One of those organizations was About.com’s Urban Legends blog, which said that “while it’s true that Oregon State University head basketball coach Craig Robinson is Michelle Obama’s brother, virtually everything else in this message is false.”

The Urban Legends blog cites a March 2 ESPN.com report about Robinson agreeing to a two-year contract extension with Oregon State, making him the head coach until the end of the 2015-16 season.

The university has received $26.4 million from the federal stimulus bill passed by Congress last year, and the university said in its statement that that money would fund 60 projects ranging from “climate change-related research developing a historic record of atmospheric carbon dioxide to a study of a new combination treatment for cancer.”

“OSU regrets that the above rumor unfortunately continues to be spread, and asks that individuals join the university in laying it to rest,” the statement says.

The Urban Legends site says there is “no record” of a visit from Kanter or any other federal official to discuss the terms of a deal to keep Robinson’s job.

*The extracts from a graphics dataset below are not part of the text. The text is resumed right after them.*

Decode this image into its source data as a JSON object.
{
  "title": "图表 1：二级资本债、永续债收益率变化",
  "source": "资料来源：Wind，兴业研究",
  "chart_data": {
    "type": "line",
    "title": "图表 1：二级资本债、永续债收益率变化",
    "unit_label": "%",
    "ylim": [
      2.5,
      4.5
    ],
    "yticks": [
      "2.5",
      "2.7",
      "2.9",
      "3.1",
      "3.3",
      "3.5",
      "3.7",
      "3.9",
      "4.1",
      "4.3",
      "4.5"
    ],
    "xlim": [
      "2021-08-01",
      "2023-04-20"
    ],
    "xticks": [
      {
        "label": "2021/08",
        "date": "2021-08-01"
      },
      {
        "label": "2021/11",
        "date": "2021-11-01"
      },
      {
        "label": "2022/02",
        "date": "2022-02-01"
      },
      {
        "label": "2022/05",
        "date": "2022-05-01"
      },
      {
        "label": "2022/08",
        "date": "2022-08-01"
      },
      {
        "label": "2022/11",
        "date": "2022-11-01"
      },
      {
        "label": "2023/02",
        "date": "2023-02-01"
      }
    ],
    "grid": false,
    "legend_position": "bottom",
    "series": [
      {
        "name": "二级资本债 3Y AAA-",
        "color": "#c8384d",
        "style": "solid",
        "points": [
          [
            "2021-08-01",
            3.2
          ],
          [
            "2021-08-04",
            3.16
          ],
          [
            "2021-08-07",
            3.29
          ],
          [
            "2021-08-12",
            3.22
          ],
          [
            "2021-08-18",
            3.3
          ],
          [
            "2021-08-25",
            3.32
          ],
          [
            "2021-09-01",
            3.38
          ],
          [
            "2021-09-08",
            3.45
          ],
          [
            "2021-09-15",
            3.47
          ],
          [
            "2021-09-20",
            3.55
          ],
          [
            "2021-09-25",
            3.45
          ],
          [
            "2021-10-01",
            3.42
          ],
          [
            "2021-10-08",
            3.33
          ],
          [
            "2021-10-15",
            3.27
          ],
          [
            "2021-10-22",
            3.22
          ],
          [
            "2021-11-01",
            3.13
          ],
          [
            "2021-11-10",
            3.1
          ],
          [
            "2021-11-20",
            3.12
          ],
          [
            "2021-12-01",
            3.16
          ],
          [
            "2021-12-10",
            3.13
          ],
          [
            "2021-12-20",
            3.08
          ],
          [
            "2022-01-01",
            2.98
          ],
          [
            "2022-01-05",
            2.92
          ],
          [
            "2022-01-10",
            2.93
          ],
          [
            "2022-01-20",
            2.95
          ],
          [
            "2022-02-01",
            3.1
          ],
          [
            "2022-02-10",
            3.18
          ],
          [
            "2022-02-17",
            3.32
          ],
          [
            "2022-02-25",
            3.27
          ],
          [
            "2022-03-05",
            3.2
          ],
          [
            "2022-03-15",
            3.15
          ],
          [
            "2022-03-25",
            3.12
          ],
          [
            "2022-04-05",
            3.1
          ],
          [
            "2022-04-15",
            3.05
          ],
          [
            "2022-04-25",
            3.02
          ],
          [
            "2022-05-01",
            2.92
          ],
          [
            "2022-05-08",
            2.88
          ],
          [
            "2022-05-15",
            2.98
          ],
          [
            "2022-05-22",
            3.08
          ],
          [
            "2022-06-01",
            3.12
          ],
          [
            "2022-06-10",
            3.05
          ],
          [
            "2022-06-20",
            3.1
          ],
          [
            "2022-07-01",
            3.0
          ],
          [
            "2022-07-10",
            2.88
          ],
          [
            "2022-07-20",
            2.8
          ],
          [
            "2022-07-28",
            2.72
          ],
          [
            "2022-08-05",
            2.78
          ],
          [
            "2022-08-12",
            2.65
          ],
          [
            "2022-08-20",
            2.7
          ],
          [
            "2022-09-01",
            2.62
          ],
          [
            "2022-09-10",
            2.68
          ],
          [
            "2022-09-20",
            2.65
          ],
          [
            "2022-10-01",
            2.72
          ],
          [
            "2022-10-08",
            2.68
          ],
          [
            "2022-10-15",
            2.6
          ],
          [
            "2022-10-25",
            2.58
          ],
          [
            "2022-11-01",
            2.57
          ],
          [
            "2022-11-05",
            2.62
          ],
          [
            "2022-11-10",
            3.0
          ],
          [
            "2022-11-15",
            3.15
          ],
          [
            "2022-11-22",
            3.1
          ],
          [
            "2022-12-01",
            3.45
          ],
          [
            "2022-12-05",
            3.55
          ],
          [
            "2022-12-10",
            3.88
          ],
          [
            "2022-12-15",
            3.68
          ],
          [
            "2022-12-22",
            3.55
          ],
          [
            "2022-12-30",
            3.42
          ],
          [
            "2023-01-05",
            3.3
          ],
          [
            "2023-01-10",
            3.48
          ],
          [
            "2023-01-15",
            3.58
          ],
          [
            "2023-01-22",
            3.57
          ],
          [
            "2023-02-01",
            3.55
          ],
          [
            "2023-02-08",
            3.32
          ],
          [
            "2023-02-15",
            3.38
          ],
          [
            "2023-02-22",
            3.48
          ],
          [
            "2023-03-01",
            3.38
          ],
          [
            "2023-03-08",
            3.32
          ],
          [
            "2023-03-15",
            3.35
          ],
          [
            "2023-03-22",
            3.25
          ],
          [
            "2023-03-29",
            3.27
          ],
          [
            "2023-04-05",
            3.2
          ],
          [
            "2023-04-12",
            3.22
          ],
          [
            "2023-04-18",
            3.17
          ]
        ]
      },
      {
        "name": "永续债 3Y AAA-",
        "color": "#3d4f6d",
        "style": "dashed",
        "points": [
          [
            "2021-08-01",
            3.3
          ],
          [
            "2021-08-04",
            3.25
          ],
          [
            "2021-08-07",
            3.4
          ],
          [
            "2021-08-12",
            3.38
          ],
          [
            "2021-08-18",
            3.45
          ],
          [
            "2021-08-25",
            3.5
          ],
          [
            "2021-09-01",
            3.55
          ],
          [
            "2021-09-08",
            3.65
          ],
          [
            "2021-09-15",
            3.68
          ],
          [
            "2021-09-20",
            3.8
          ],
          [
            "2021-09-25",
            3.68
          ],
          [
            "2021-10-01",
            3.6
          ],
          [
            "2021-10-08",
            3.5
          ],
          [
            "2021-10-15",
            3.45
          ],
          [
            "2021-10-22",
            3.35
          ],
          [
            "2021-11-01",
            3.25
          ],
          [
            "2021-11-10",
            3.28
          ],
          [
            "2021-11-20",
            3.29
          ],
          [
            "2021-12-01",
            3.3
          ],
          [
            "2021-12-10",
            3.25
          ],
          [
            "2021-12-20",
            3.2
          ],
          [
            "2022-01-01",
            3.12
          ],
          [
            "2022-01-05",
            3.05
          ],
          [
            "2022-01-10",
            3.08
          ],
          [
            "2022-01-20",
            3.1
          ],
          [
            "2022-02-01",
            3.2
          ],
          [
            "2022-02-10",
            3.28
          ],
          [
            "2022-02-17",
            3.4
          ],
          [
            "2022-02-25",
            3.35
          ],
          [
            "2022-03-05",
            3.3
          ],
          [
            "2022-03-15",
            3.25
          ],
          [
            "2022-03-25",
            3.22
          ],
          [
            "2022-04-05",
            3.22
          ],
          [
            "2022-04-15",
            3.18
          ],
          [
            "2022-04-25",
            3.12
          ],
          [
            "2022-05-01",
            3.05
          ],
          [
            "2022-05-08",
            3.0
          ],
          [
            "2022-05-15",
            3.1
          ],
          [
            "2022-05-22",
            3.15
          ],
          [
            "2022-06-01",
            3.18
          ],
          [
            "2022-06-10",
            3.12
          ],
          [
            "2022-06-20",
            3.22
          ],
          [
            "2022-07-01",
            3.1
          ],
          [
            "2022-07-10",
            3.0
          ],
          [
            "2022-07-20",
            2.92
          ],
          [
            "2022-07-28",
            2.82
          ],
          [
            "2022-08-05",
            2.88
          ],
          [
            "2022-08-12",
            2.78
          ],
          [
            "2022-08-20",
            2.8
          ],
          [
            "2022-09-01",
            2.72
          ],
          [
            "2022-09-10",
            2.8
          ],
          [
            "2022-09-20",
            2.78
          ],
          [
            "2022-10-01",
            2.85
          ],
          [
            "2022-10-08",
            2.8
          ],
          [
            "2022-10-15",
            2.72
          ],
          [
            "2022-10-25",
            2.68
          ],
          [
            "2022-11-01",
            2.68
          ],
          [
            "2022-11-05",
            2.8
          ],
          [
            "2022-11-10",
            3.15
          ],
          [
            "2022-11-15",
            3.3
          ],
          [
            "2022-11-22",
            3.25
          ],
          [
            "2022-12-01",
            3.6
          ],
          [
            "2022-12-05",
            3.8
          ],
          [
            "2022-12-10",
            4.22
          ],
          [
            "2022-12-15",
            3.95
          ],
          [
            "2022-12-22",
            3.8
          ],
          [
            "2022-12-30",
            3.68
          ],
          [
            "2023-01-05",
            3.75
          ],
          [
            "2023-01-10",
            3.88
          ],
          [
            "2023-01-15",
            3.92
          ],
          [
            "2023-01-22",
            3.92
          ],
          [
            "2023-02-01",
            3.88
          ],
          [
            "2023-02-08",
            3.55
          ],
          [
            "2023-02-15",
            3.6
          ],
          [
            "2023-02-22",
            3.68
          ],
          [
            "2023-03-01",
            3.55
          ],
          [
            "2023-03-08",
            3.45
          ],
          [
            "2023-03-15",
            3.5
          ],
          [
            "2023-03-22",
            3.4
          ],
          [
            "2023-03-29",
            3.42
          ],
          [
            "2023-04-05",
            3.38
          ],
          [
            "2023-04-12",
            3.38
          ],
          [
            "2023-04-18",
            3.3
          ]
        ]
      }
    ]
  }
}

FactCheck.org, a nonprofit, nonpartisan web site that monitors popular news items, also debunked the eMail about Robinson. A $17.8 million stimulus grant was awarded to Oregon State in September 2009, more than two months before the start of the men’s basketball season, according to a March 22 FactCheck post.

“We figured that people would recognize this latest chain eMail for the hoax that it is,” the site said. “But judging from the number of times we’ve been asked about this since the beginning of March, we were wrong. The author of this bogus e-rumor must be suffering from a different kind of ‘March Madness’ than that which is currently sweeping the rest of the nation.

“Either the Obama administration figured the [OSU] men’s [basketball] team would struggle early … or this eMail is just flat out wrong,” the post said in jest. “We’ve been in this game too long to believe the former.”

Another viral internet rumor recently began when a Georgetown University law professor told students that Supreme Court Chief Justice John Roberts would announce his resignation by the end of the day, according to the legal blog, Above the Law.

The law students texted and eMailed friends and family, and within minutes, gossip site RadarOnline.com trumpeted a headline about Roberts leaving the land’s highest court. Popular sites like DrudgeReport and Huffington Post followed suit, and Supreme Court spokespeople had to deny the rumor that started in a campus lecture hall.